Step 1: Initial Assessment and Counting:
To count the number of 's's in the word 'mississssippi', I will first notice that the 's's appear together in two groups. This makes it easier to count. The first group contains 1 's', and the second group contains 4 's's. Additionally, there is 1 more 's' separate from these groups. By combining the counts from these groups and the additional 's', I arrive at a preliminary total of 6 's's. However, upon reviewing the options, I realize that I must consider the possibility of an error in my initial assessment.
**Thinking time: 1.13 seconds**

Step 2: Re-examining the Count of 's's in the Word 'mississssippi':
I will recount the 's's in the word 'mississssippi'. Upon re-examination, I notice the groups of 's's are actually 'm-i-s-s-i-s-sss-ss-i-pp-i'. Recounting the groups, I still find two 's's separate from the groups and 4 in the last group. I still find 1 's' in a separate group at the start. Combining them I get 7 's's in the word. This seems correct, however, I must explore any possible alternative count. In considering my count, I consider the alternative the individual 's's in 'mississssippi' are not as grouped, but separate. I manually recount: the first 's', then 4 's's, plus 2 's's at the end of the groups gives me 7. Upon consideration, this approach still indicates there are 7 's's.
**Thinking time: 1.21 seconds**

Step 3: Validating the Count of 's's in the Word 'mississssippi':
Considering the count I arrived at in the previous steps, I notice that I must further ensure the count is correct. There are no other apparent alternative methods to consider. Upon reflection on my approach, my confidence in my methods is high enough to proceed.

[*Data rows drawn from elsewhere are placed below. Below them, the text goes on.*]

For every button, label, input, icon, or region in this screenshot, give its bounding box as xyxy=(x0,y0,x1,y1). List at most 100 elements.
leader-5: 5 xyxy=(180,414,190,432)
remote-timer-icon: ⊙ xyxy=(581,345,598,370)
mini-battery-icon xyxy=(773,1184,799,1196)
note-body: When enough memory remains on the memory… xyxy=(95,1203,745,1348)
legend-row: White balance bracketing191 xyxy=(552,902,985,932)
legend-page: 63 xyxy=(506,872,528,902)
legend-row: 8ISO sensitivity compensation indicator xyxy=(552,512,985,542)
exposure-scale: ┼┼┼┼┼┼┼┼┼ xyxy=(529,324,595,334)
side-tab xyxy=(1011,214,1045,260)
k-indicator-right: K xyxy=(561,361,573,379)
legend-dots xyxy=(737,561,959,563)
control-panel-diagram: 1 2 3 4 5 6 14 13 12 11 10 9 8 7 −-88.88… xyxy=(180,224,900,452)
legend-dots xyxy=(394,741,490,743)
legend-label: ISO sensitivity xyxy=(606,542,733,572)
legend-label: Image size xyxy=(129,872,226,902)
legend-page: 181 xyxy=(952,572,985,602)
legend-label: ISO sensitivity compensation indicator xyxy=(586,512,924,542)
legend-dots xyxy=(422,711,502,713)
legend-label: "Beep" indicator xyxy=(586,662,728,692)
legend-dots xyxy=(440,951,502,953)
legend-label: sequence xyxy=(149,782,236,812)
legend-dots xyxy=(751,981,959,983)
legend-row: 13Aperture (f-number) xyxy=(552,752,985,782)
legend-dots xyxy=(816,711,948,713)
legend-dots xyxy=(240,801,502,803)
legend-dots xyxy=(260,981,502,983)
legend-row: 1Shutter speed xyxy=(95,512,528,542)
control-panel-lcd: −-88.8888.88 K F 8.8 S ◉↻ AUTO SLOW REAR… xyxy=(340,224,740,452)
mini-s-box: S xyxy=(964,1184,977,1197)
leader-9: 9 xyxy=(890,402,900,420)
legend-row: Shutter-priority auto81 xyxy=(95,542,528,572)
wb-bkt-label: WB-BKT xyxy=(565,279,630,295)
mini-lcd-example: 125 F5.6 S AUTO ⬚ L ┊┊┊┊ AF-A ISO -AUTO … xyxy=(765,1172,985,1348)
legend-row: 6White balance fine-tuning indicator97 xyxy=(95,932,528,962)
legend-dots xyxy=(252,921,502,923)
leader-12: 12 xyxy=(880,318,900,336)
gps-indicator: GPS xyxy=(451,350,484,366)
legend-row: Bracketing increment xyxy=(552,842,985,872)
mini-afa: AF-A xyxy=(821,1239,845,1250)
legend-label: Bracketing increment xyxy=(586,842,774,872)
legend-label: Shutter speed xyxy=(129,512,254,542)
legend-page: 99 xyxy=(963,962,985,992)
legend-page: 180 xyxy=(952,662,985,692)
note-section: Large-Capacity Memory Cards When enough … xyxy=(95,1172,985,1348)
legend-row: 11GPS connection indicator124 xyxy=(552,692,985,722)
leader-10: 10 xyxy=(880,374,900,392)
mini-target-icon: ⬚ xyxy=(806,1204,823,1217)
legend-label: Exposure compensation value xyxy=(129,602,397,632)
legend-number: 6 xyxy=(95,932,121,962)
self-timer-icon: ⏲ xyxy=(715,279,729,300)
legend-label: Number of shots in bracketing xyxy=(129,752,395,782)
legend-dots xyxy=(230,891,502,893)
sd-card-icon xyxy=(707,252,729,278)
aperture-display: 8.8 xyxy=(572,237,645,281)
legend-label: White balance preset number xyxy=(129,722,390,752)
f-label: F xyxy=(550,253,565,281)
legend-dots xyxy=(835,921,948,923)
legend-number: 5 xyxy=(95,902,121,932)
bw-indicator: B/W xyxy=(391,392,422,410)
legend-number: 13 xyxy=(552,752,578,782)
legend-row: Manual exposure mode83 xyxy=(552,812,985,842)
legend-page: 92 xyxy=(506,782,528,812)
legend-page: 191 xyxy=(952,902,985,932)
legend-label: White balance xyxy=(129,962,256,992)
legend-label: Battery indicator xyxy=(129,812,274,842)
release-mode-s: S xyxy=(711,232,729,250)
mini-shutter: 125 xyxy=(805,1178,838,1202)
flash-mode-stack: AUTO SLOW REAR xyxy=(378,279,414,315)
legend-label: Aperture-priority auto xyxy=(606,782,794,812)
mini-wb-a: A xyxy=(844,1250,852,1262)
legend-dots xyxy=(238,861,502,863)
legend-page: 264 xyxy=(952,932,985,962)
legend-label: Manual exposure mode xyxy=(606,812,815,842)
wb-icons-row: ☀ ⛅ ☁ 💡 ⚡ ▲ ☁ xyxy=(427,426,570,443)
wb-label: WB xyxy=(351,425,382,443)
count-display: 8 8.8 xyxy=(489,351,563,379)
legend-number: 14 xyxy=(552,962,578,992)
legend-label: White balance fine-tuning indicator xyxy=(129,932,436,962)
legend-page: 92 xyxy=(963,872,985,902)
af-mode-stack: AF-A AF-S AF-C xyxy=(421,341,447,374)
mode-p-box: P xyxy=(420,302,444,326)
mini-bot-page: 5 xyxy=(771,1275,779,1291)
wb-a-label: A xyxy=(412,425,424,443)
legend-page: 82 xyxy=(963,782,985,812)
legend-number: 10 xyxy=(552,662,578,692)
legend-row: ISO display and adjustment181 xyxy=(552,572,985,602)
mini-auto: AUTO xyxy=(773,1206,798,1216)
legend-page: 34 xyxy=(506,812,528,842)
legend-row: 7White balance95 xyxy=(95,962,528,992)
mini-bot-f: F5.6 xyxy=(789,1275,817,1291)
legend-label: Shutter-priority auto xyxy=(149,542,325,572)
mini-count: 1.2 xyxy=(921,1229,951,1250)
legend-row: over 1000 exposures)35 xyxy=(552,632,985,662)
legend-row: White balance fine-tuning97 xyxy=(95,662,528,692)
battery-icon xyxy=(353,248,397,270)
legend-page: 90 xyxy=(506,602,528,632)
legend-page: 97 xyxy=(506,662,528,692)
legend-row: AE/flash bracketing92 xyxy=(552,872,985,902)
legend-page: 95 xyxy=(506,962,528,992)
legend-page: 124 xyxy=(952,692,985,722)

However, this confidence does not exclude the possibility of an error.
**Thinking time: 0.74 seconds**

Final Answer:
There are 7 's's in the word 'mississssippi'.
**Thinking time: 0.42 seconds**

**Total thinking time: 3.50 seconds**

As demonstrated in the COT Reasoning example, we can guide the model to break down the task into multiple steps and generate a coherent output. This allows the model to solve complex tasks in logical steps. However, this requires multiple calls to the model, which may be expensive in terms of cost and time. Also model may not always identify the correct steps to solve the task, hence is not deterministic.

Conclusion¶

Chain of Thought Reasoning is a powerful technique that allows LLMs to solve complex tasks in logical steps. However, it requires multiple calls to the model and may not always identify the correct steps to solve the task. This technique can be useful when the task requires multi-step reasoning or logical thinking.

Care should be taken to ensure that the model is guided correctly and that the output is coherent and accurate.